Ziel ist es aufzuzeigen, wie aus einer lokalen, authentischen Szene in Seattle durch mediale Einflüsse eine globale Massenbewegung entstand und inwieweit diese als Gesellschaftskritik zu interpretieren ist.
Die Autorin stützt sich auf eine Literaturanalyse sowie die Anwendung musiksoziologischer und systemtheoretischer Konzepte (u.a. von Luhmann, Schulze und Rotter).

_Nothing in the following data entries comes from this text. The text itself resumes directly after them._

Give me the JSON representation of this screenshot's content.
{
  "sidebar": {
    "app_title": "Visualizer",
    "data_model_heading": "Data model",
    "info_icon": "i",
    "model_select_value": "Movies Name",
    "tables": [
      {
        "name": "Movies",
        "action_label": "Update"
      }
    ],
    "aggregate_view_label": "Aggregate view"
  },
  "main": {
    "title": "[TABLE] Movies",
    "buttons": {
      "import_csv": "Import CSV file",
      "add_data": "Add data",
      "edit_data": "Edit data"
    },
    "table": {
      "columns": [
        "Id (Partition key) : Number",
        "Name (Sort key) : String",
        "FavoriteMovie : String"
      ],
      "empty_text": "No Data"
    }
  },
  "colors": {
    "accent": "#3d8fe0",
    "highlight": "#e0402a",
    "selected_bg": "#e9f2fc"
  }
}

Der Hauptteil gliedert sich in eine theoretische Einordnung von Musik in der Gesellschaft, eine Analyse des Grunge als Genre, Szene und mediales Konstrukt sowie eine abschließende Synthese als Kommunikationsmedium.
Die Arbeit wird durch Begriffe wie Grunge, Generation X, Musiksoziologie, Authentizität, mediale Konstruktion und soziale Identität geprägt.
Seattle war der geschichtliche Ausgangspunkt, an dem sich durch die Anhäufung von Bands, eine lokale Szene entwickelte, die sich durch raue Authentizität auszeichnete, bevor sie mediale Aufmerksamkeit erregte.
Während die Seattle Szene aus echter Leidenschaft und informellen Strukturen entstand, wurde die Grunge-Bewegung außerhalb Seattles durch Massenmedien zum marktfähigen "Mode"-Konstrukt mit Codes wie Flanellhemden und Zynismus stilisiert.